Квинтильяновским манером – красноречиво. Квинтилиан – древнеримский теоретик ораторского искусства.
[Закрыть]. Одно уж то, как начал: «милостивый государь!» А потом и пошел, и пошел, и пошел... страниц восемь отвалял кругом. Министр, как прочитал: «Ну, говорит, благодарю, благодарю! Я вижу, у тебя много врагов. Будь начальник отделения!» И прямо из писцов махнул он в начальники отделения.
Господин добродушного свойства (обращаясь к другому человеку, хладнокровного свойства). Чёрт его знает, кому и верить! И в тюрьме сидел, и на башню лазил! И выгнали из службы, и место дали!
Господин хладнокровного свойства. Да ведь это все говорится экспромтом.
Господин добродушного свойства. Как экспромтом?
Господин хладнокровный. Так. Ведь они еще за две минуты не знают сами, что услышат от себя. Язык у них без ведома хозяина вдруг брякнет новость, а хозяин и рад – возвращается домой, как будто бы наелся. А на другой день он уже и позабыл о том, что сам выдумал. Ему кажется, что он услышал от других – и пошел передавать ее по городу всем.
Господин добродушный. Это, однако же, бессовестно: лгать и не чувствовать самому.
Господин хладнокровный. Да есть и чувствительные. Есть такие, которые чувствуют, что лгут, но считают уже надобностью для разговора: красно поле рожью, а речь ложью.
Дама среднего света. Но только какой злой насмешник должен быть этот автор! Я, признаюсь, ни за что бы не хотела попасться ему на глаза: этак он вдруг заметит во мне смешное.
Господин с весом. Я не знаю, что это за человек. Это, это, это... Для этого человека нет ничего священного; сегодня он скажет: такой-то советник не хорош, а завтра скажет, что и бога нет. Ведь тут всего только один шаг.

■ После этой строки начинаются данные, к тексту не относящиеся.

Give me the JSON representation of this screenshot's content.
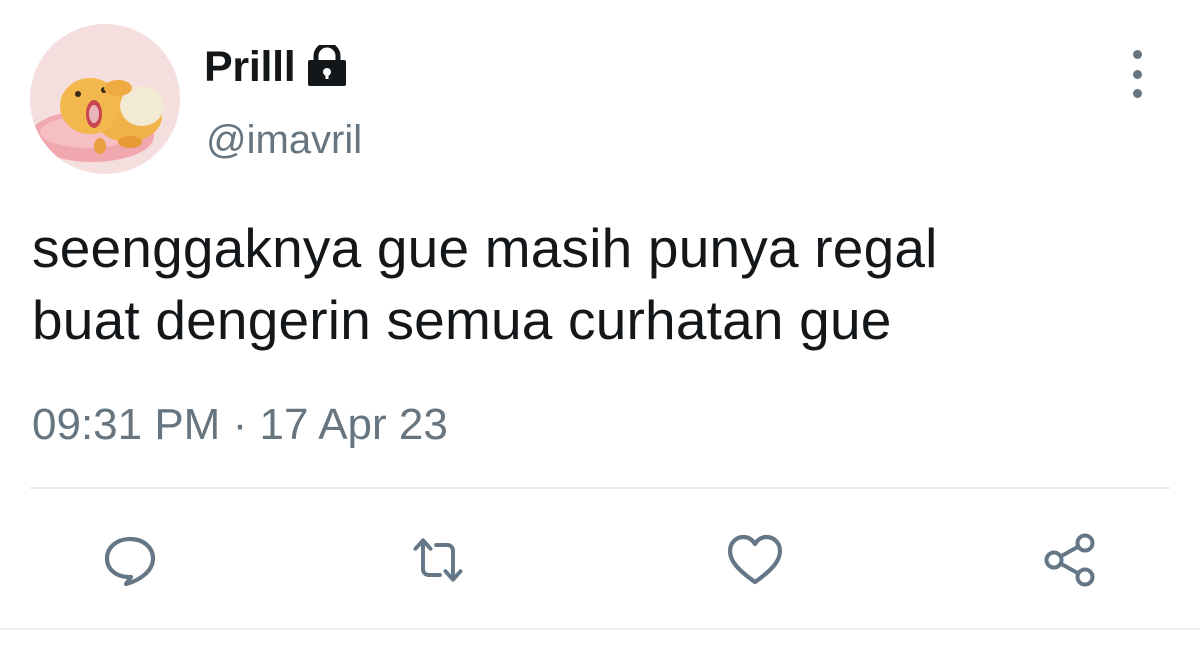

Второй господин. Осмеять! Да ведь со смехом шутить нельзя. Это значит разрушить всякое уважение – вот что это значит. Да ведь меня после всего этого всякий прибьет на улице, скажет: «Да ведь над вами смеются; а на тебе такой же чин, так вот тебе затрещина!» Ведь это вот что значит.
Третий господин. Еще бы! Это сурьезная вещь! Говорят: «Безделушка, пустяки, театральное представление». Нет, это не простые безделушки; на это обратить нужно строгое внимание. За эдакие вещи и в Сибирь посылают. Да если бы я имел власть, у меня бы автор не пикнул. Я бы его в такое место засадил, что он бы и света божьего невзвидел.
Появляется группа людей бог весть какого свойства, впрочем благородной наружности и прилично одетых...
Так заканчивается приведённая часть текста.